Dr. Hicks received a dual-title Ph.D. in Social Work (Clinical Concentration) and Infant Mental Health from Wayne State University. She is also a Licensed Clinical Social Worker and a Certified Perinatal Mental Health therapist (PMH-C) and has a private practice in Denver, CO. She is licensed in Colorado and Michigan and can offer online therapy in both locations. She is trained in Interpersonal Therapy, Mindfulness-Based Cognitive Therapy, EMDR, CBT, trauma-informed yoga therapy and integrates mind-body approaches into treatment with her clients. She also offers prenatal yoga, prenatal yoga teacher trainings and Mindfulness-Based Stress Reduction classes.
Dr. Hicks is currently a researcher at University of Colorado in Boulder as part of the Renée Crown Wellness Institute. She is working with Sona Dimidjian, Ph.D., Zindel Segal, Ph.D. and Lee Cohen, M.D. on a study that investigates if a web-based Mindfulness intervention (MBCT for pregnancy) can improve depressive relapse in pregnant women. She is additionally Adjunct Faculty at the University of Denver in the Master of Social Work program.
Education and Training
While in her PhD at Wayne State, she was chosen to be a Predoctoral Fellow within the Merrill Palmer Skillman Institute for Lifespan Development. She specializes in perinatal and infant mental health, and specifically focuses on investigating resiliency factors and interventions that improve wellbeing during pregnancy and postpartum for the whole family system. She is passionate about supporting ways to integrate evidence-based methods into behavioral health settings, ensuring that no family is left behind. This not only includes transdisciplanary collaboration, but also promoting interventions that are culturally-competent, trauma-informed and most of all useful and effective to ALL parents and their children.
Dr. Hicks utilizes a true biopsychosocial approach to her research. Methodologies include quantitative, qualitative, biobehavioral (cortisol, testosterone, MRI, EEG, and respiratory sinus arrythmia), and dyadic observations.
She completed a two-year, postdoctoral fellowship in the Neurodevelopmental Research Program with Elysia Davis, Ph.D., and Benjamin Hankin, Ph.D. Within this fellowship she is collaborating on a large, NIMH R01-funded research project called, The Care Project. This research examines the effects of lowering depression, via Interpersonal Therapy, in pregnancy on the development of the baby, essentially testing the fetal programming hypothesis.

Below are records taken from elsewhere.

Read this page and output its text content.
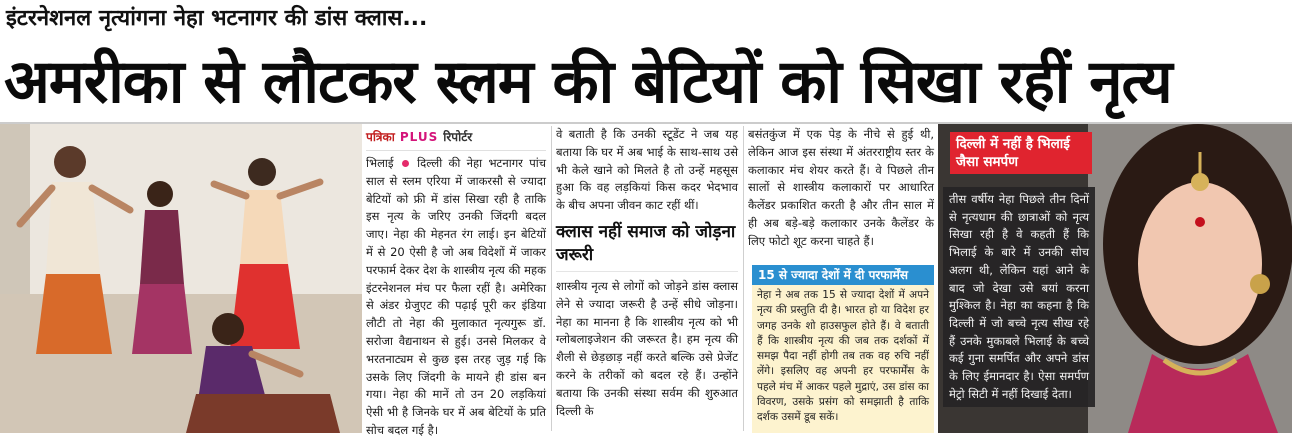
इंटरनेशनल नृत्यांगना नेहा भटनागर की डांस क्लास...
अमरीका से लौटकर स्लम की बेटियों को सिखा रहीं नृत्य
पत्रिका PLUS रिपोर्टर

भिलाई दिल्ली की नेहा भटनागर पांच साल से स्लम एरिया में जाकरसौ से ज्यादा बेटियों को फ्री में डांस सिखा रही है ताकि इस नृत्य के जरिए उनकी जिंदगी बदल जाए। नेहा की मेहनत रंग लाई। इन बेटियों में से 20 ऐसी है जो अब विदेशों में जाकर परफार्म देकर देश के शास्त्रीय नृत्य की महक इंटरनेशनल मंच पर फैला रहीं है। अमेरिका से अंडर ग्रेजुएट की पढ़ाई पूरी कर इंडिया लौटी तो नेहा की मुलाकात नृत्यगुरू डॉ. सरोजा वैद्यनाथन से हुई। उनसे मिलकर वे भरतनाट्यम से कुछ इस तरह जुड़ गई कि उसके लिए जिंदगी के मायने ही डांस बन गया। नेहा की मानें तो उन 20 लड़कियां ऐसी भी है जिनके घर में अब बेटियों के प्रति सोच बदल गई है।

वे बताती है कि उनकी स्टूडेंट ने जब यह बताया कि घर में अब भाई के साथ-साथ उसे भी केले खाने को मिलते है तो उन्हें महसूस हुआ कि वह लड़कियां किस कदर भेदभाव के बीच अपना जीवन काट रहीं थीं।

क्लास नहीं समाज को जोड़ना जरूरी

शास्त्रीय नृत्य से लोगों को जोड़ने डांस क्लास लेने से ज्यादा जरूरी है उन्हें सीधे जोड़ना। नेहा का मानना है कि शास्त्रीय नृत्य को भी ग्लोबलाइजेशन की जरूरत है। हम नृत्य की शैली से छेड़छाड़ नहीं करते बल्कि उसे प्रेजेंट करने के तरीकों को बदल रहे हैं। उन्होंने बताया कि उनकी संस्था सर्वम की शुरुआत दिल्ली के

बसंतकुंज में एक पेड़ के नीचे से हुई थी, लेकिन आज इस संस्था में अंतरराष्ट्रीय स्तर के कलाकार मंच शेयर करते हैं। वे पिछले तीन सालों से शास्त्रीय कलाकारों पर आधारित कैलेंडर प्रकाशित करती है और तीन साल में ही अब बड़े-बड़े कलाकार उनके कैलेंडर के लिए फोटो शूट करना चाहते हैं।

15 से ज्यादा देशों में दी परफार्मेंस
नेहा ने अब तक 15 से ज्यादा देशों में अपने नृत्य की प्रस्तुति दी है। भारत हो या विदेश हर जगह उनके शो हाउसफुल होते हैं। वे बताती हैं कि शास्त्रीय नृत्य की जब तक दर्शकों में समझ पैदा नहीं होगी तब तक वह रुचि नहीं लेंगे। इसलिए वह अपनी हर परफार्मेंस के पहले मंच में आकर पहले मुद्राएं, उस डांस का विवरण, उसके प्रसंग को समझाती है ताकि दर्शक उसमें डूब सकें।
दिल्ली में नहीं है भिलाई जैसा समर्पण
तीस वर्षीय नेहा पिछले तीन दिनों से नृत्यधाम की छात्राओं को नृत्य सिखा रही है वे कहती हैं कि भिलाई के बारे में उनकी सोच अलग थी, लेकिन यहां आने के बाद जो देखा उसे बयां करना मुश्किल है। नेहा का कहना है कि दिल्ली में जो बच्चे नृत्य सीख रहे हैं उनके मुकाबले भिलाई के बच्चे कई गुना समर्पित और अपने डांस के लिए ईमानदार है। ऐसा समर्पण मेट्रो सिटी में नहीं दिखाई देता।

Much research reports the connection between mom’s stress in pregnancy and the infant’s stress response. Additionally, risk factors (such as cognitive control and negative valence) emerge in infancy that are connected to later child and adolescent psychopathology. The hypothesis is that by intervening early in pregnancy and improving mental health in the mom, it will affect the developing infant beginning in-utero at a biological level that then carries forth improving the family system environment and ultimately reduces later psychopathology. The Care Project includes research measures such as cortisol, CRH, EEG/ERP and infant fMRI, quantitative surveys, and structured diagnostic interviews.
As an expansion of the Care Project, Dr. Hicks is leading research to include the secondary caregiver. Research has identified that secondary caregivers are an important buffer of maternal depression, however little is known in how this parent’s trajectory of mental health emerges over the perinatal period and how this effects development of the infant. She is current investigating this through a longitudinal study with the secondary caregiver. This study will answer how secondary caregiver’s mental health symptoms emerge during pregnancy and postpartum, how this is related to birth outcomes (i.e. preterm birth, low birth weight) and how this contributes (along with mom’s mental health) to their infant’s early brain development (MRI, EEG/ERP, Eye Tracking) and what kind of resiliency factors may protect these caregivers (mindfulness, self-compassion) from exposure to stress.
Community Based Work
Dr. Hicks is also the creator of Mindful Mamas: A Mindfulness-Based Prenatal Yoga Teacher Training program. She has taught her program internationally and recently contributed a book chapter for the Handbook of Mindfulness Interventions (due to be released in May 2018 by Routledge Press). She is trained and teaches Mindfulness-Based Stress Reduction, Mindfulness-Based Cognitive Therapy and is very passionate about offering these interventions in a trauma-informed way to populations that have experienced trauma. Her research includes understanding how mindfulness and self-compassion may be a potential resiliency factor for expectant and new parents.
She works hard to integrate her work into the community, ensuring that the her research is translatable and useful to community members. She is the Denver Coordinator for Postpartum Support International, serves on the Colorado State Perinatal-Depression Related Advisory Board, and is a volunteer Labor Doula at Denver Health. These experiences allow her to create truly translatable clinical research. She regularly consults with organizations looking to expand what they offer to pregnant and postpartum families.